Microsoft (NASDAQ:MSFT) has spent the past two years writing some of the biggest checks in the tech industry as it builds out the infrastructure needed to support the AI revolution.
While investors have closely tracked the company’s soaring capital expenditures, a new deep dive from Morgan Stanley analyst Keith Weiss suggests the market may not fully appreciate what those investments could ultimately be worth.
After analyzing Microsoft’s datacenter expansion and comparing cloud revenue growth to capacity additions, Weiss came away “bullish on upside potential,” arguing that expectations for the revenue those investments can generate may still have room to move higher. The analyst believes Microsoft is building AI capacity ahead of demand, creating the potential for cloud revenue forecasts to rise as monetization catches up.
Using a “revenue per megawatt” framework to evaluate datacenter productivity, Weiss estimates Microsoft’s cloud ecosystem currently generates roughly $20 million to $30 million in annualized revenue per megawatt of installed datacenter capacity. That figure is expected to trend lower over the next several years, reaching the high teens by fiscal 2028.
At first glance, declining revenue per megawatt might look concerning. However, Weiss does not actually view that trend negatively. “We do not interpret this dynamic as evidence of a deteriorating monetization opportunity, but rather as an indication that Microsoft is deploying AI-specific capacity ahead of the associated monetization cycle,” he explained.
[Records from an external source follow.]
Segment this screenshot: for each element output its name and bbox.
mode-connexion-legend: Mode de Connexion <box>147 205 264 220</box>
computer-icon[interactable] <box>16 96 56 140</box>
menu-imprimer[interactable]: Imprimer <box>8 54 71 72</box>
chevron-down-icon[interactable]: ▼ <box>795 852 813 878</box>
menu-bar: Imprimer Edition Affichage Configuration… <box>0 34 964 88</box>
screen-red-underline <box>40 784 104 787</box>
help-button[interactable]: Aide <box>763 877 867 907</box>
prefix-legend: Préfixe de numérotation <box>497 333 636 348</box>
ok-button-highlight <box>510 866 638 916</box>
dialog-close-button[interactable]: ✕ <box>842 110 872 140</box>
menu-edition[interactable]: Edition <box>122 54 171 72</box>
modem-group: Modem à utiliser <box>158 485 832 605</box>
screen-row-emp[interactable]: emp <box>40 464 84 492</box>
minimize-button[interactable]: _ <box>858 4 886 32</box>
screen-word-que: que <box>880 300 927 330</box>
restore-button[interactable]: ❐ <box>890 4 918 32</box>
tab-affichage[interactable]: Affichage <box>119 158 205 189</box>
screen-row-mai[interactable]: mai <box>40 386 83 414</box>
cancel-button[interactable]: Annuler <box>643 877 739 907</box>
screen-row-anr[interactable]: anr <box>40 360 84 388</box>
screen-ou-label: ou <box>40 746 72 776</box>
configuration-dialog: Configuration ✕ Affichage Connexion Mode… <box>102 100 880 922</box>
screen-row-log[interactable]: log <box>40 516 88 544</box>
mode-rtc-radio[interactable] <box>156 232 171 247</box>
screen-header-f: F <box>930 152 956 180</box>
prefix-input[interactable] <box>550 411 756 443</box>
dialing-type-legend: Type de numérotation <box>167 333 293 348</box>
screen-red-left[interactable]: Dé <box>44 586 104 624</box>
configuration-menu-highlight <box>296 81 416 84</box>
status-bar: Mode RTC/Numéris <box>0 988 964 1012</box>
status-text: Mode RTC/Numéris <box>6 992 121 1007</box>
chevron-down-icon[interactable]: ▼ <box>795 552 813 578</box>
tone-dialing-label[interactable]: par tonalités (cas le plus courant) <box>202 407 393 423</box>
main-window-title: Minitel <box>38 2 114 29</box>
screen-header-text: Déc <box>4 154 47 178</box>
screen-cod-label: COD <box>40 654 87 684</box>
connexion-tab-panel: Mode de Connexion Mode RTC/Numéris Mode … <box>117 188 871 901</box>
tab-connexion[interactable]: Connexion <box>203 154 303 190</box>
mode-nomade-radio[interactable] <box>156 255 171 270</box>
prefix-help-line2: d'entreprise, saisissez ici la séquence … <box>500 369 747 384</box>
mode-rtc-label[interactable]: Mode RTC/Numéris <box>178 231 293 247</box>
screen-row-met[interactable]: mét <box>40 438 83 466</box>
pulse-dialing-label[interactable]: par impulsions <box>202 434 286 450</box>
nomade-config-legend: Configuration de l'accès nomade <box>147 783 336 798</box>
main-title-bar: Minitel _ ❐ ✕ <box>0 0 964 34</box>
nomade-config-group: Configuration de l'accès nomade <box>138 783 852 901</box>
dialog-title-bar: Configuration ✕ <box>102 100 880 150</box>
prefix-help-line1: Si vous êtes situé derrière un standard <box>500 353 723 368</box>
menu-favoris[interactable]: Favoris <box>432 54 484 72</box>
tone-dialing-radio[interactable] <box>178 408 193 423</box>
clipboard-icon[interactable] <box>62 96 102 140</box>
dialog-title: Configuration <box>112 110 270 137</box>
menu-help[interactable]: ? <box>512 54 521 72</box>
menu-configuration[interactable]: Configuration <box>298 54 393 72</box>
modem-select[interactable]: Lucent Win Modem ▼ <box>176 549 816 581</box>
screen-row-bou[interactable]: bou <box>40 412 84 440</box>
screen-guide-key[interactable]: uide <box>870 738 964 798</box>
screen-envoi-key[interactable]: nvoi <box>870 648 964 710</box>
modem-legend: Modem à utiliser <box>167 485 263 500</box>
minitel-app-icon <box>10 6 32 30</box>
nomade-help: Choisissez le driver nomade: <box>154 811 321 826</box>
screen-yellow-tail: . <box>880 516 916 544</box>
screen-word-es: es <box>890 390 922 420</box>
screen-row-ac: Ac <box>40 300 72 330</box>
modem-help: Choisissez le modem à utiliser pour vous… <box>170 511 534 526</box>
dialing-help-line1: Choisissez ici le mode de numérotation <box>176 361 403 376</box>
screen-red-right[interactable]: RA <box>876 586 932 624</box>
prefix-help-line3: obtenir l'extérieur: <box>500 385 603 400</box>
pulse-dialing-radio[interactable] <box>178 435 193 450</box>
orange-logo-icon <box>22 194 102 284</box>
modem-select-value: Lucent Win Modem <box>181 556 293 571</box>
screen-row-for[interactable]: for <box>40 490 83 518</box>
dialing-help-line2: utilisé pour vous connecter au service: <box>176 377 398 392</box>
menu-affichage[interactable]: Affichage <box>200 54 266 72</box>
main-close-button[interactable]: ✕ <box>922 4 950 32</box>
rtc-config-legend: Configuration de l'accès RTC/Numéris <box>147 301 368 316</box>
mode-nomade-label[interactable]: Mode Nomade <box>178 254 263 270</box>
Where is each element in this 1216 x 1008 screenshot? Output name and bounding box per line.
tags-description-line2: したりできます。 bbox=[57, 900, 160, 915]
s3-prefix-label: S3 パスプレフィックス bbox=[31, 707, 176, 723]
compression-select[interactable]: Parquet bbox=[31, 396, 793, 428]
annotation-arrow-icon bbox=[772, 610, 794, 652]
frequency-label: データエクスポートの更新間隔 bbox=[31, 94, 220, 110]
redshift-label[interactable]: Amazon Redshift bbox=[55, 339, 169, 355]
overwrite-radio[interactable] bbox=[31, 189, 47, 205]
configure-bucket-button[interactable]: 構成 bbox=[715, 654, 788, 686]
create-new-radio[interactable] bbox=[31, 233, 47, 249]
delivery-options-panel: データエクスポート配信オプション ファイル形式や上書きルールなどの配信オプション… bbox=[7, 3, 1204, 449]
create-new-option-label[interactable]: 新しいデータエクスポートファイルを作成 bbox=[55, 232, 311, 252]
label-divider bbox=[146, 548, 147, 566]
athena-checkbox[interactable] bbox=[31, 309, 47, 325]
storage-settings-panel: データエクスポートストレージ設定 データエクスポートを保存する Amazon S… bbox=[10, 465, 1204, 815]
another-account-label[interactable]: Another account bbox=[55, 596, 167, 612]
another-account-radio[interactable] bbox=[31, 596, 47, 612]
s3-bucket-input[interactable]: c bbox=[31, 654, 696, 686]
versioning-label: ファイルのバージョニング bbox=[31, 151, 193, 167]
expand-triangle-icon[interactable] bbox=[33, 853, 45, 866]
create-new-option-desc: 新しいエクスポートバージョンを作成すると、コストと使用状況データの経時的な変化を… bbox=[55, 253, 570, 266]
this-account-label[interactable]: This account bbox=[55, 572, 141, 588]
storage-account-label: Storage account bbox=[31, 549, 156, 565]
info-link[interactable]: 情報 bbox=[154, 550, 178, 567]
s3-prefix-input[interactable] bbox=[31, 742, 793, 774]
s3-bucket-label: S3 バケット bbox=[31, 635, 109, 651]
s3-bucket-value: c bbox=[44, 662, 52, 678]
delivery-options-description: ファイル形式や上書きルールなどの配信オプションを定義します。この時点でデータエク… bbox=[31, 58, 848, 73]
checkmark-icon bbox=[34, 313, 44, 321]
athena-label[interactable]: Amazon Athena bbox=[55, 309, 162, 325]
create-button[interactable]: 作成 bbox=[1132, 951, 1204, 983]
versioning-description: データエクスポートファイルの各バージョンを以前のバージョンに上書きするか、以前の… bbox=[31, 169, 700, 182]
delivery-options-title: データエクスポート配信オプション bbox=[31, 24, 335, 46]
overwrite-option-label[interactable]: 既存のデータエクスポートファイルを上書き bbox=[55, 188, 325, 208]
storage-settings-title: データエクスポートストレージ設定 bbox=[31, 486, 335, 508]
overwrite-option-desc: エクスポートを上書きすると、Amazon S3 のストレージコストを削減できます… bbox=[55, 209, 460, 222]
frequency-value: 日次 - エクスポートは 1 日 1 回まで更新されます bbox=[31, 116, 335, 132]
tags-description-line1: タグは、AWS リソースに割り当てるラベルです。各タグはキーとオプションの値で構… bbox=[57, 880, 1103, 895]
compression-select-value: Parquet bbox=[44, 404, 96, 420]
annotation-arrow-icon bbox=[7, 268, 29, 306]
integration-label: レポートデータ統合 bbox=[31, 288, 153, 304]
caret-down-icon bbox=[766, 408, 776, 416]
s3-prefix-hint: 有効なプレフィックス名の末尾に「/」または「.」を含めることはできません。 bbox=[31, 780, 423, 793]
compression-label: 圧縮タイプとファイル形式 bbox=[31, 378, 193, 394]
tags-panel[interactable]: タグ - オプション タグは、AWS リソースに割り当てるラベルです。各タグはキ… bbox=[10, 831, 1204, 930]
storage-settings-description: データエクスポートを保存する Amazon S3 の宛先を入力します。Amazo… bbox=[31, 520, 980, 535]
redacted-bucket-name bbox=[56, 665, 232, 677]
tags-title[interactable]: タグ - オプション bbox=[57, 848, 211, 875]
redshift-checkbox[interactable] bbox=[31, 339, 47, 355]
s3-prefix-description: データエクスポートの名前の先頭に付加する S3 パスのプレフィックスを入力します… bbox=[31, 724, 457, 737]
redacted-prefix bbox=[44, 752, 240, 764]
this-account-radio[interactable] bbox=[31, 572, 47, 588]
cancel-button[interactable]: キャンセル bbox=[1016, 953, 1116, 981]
The scale of Microsoft’s expansion is significant. Based on the estimates, the company’s installed datacenter footprint could grow from roughly 5 gigawatts in fiscal 2024 to around 20 gigawatts by fiscal 2028. Microsoft is also expected to exit calendar 2025 with approximately 7-9 gigawatts of installed capacity.
Weiss’s analysis goes beyond Azure alone and incorporates Microsoft’s wider cloud ecosystem, including Microsoft 365 Commercial Cloud, Dynamics 365, LinkedIn’s commercial operations, and other cloud services. The reasoning is that Microsoft’s infrastructure supports a “unified cloud and AI platform across Azure and multiple 1st party applications (rather than just Azure/Azure AI).”